The UN Security Council deplored the collapse of peace talks between South Sudan's warring factions, and once more threatened sanctions.
Peace talks held in Ethiopia, brokered by the east African regional bloc IGAD, have resulted in a string of broken ceasefires, and the last round of talks collapsed on March 7.
Since then, both sides have confirmed the outbreak of fresh fighting on several fronts in the country.
The Security Council has repeatedly threatened both sides with sanctions since the peace talks failed, although none has yet been imposed.
The Security Council expressed its "profound disappointment" that President Salva Kiir and his former deputy Riek Machar - whom he accuses of planning a coup - failed to agree on a deal to set up a transitional unity government.

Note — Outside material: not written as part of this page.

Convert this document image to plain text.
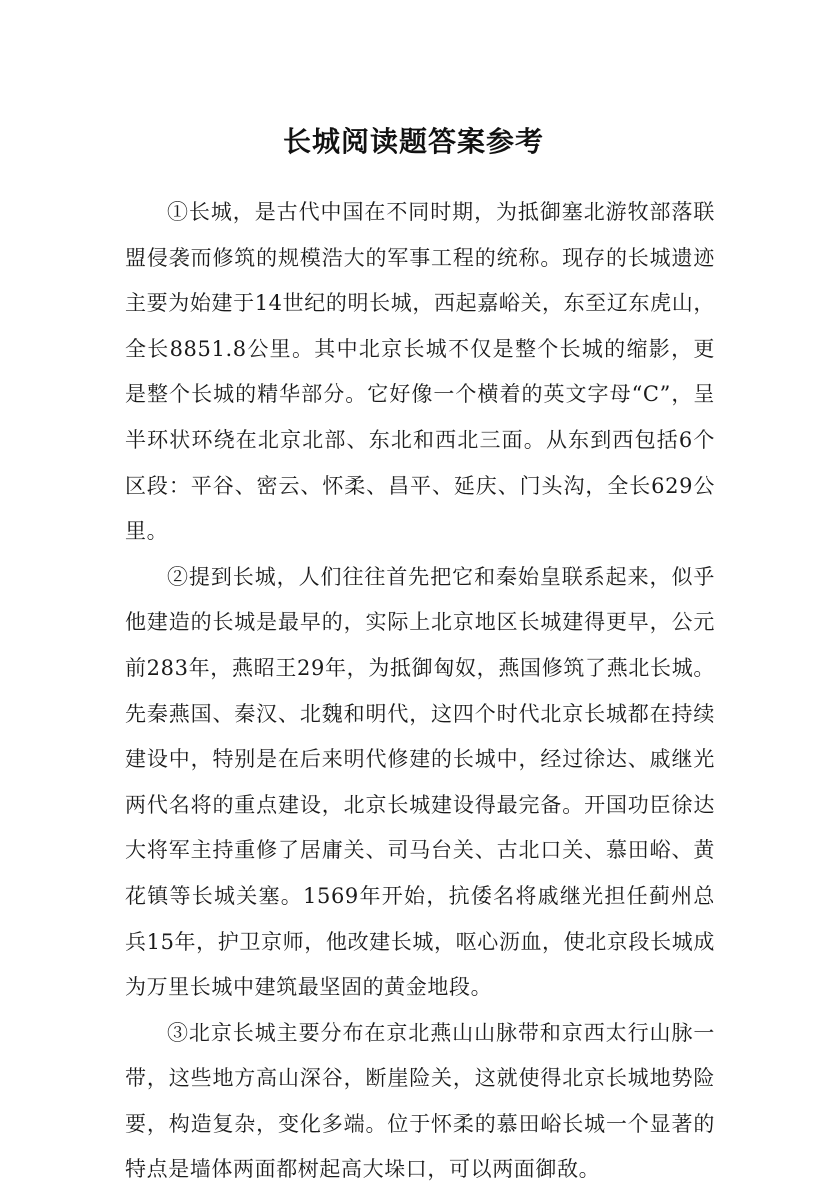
长城阅读题答案参考

①长城，是古代中国在不同时期，为抵御塞北游牧部落联盟侵袭而修筑的规模浩大的军事工程的统称。现存的长城遗迹主要为始建于14世纪的明长城，西起嘉峪关，东至辽东虎山，全长8851.8公里。其中北京长城不仅是整个长城的缩影，更是整个长城的精华部分。它好像一个横着的英文字母“C”，呈半环状环绕在北京北部、东北和西北三面。从东到西包括6个区段：平谷、密云、怀柔、昌平、延庆、门头沟，全长629公里。

②提到长城，人们往往首先把它和秦始皇联系起来，似乎他建造的长城是最早的，实际上北京地区长城建得更早，公元前283年，燕昭王29年，为抵御匈奴，燕国修筑了燕北长城。先秦燕国、秦汉、北魏和明代，这四个时代北京长城都在持续建设中，特别是在后来明代修建的长城中，经过徐达、戚继光两代名将的重点建设，北京长城建设得最完备。开国功臣徐达大将军主持重修了居庸关、司马台关、古北口关、慕田峪、黄花镇等长城关塞。1569年开始，抗倭名将戚继光担任蓟州总兵15年，护卫京师，他改建长城，呕心沥血，使北京段长城成为万里长城中建筑最坚固的黄金地段。

③北京长城主要分布在京北燕山山脉带和京西太行山脉一带，这些地方高山深谷，断崖险关，这就使得北京长城地势险要，构造复杂，变化多端。位于怀柔的慕田峪长城一个显著的特点是墙体两面都树起高大垛口，可以两面御敌。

"In this context, the Security Council reiterates its willingness to impose sanctions against those who threaten the peace, security or stability of South Sudan," the UN's international peace and security organ said in a unanimous declaration.
The punitive measures could include an arms embargo and the designation of senior officials "responsible for actions or policies that threaten the peace, security or stability of South Sudan," thus freezing their assets and barring them from travel, it added.
The Council accused Kiir and Machar of violating their obligations in pursuing hostilities.
On March 3, the Security Council adopted a resolution to set up a sanctions regime that would punish those who block peace efforts with an assets freeze and global travel ban.
A panel of experts is due to help a sanctions committee, due to meet for the first time Wednesday, designate the relevant individuals and entities.
The UN Security Council pressed the African Union to make public "as soon as possible" a report by its commission of inquiry on South Sudan.